Apr 22 Q-4 i),iii)

Discussion in 'SP2' started by Actuary@22, Sep 18, 2022.

  1. Actuary@22

    Actuary@22 Very Active Member

    Hi

    Pls explain part i) of Q 4.I didnt understand how using profit adjusted AS represents the maximum the company could pay allowing for profits to date and pls explain the whole answer.

    Also in part iii) to calculate the PA EAS why have we multiplied by 1.02. and deducted 30.Pls explain.

    Thanks
     
  2. Mark Willder

    Mark Willder ActEd Tutor Staff Member

    Hi

    A standard asset share represents the accumulated cashflows from the contract so far. If the insurer pays out more than this then it makes a loss, ie the payout is more than what it has received.
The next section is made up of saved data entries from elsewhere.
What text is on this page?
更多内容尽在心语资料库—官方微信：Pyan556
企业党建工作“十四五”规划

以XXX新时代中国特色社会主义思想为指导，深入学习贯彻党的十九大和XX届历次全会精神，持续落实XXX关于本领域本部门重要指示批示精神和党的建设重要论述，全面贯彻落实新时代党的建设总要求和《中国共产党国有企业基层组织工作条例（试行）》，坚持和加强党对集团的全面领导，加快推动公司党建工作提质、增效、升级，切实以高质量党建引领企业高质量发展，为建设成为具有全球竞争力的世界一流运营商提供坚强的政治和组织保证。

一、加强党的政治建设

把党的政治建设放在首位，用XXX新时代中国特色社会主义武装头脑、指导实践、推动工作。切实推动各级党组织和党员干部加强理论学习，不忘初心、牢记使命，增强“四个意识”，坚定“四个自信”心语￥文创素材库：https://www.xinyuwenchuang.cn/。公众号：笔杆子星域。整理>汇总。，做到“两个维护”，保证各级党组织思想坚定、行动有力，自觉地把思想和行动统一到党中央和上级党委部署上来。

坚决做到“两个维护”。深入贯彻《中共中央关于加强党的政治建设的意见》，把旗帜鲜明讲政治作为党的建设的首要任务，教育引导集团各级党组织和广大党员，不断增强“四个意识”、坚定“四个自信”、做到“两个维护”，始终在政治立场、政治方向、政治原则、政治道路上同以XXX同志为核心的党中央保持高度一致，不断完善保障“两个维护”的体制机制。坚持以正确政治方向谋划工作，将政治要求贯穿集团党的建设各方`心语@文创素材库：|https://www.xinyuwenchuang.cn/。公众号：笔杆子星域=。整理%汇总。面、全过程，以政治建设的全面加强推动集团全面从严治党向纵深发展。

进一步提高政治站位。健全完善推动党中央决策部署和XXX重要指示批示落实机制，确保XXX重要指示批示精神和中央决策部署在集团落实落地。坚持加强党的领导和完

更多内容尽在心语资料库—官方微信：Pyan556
    However, this exam question is rather unusual. It introduces the concept of a profit adjusted earned asset share (PA EAS). It is calculated in the same way as a standard asset share except that the premium does not include the profit loading. This means that the PA EAS is equal to the EAS less the accumulated value of the profit loadings. So if the policyholder is paid the PA EAS, then the insurer will have made a profit equal to the accumulated loadings (as what they have is the EAS, but they only pay out the PA EAS).

    This explains most of the solution to part (i). The rest of the solution notes that the asset share only looks at cashflows to date, so does not consider cashflows that will happen in the future.

    In part (iii) we need to adjust the asset share for the corrected expenses. The original asset share assumed that expenses of 100 had been paid at the start of the previous year. We are now told that the expenses are 30% higher, ie 0.3 * 100 = 30. As they were paid at the start of the year they need to be rolled up with interest at 2%.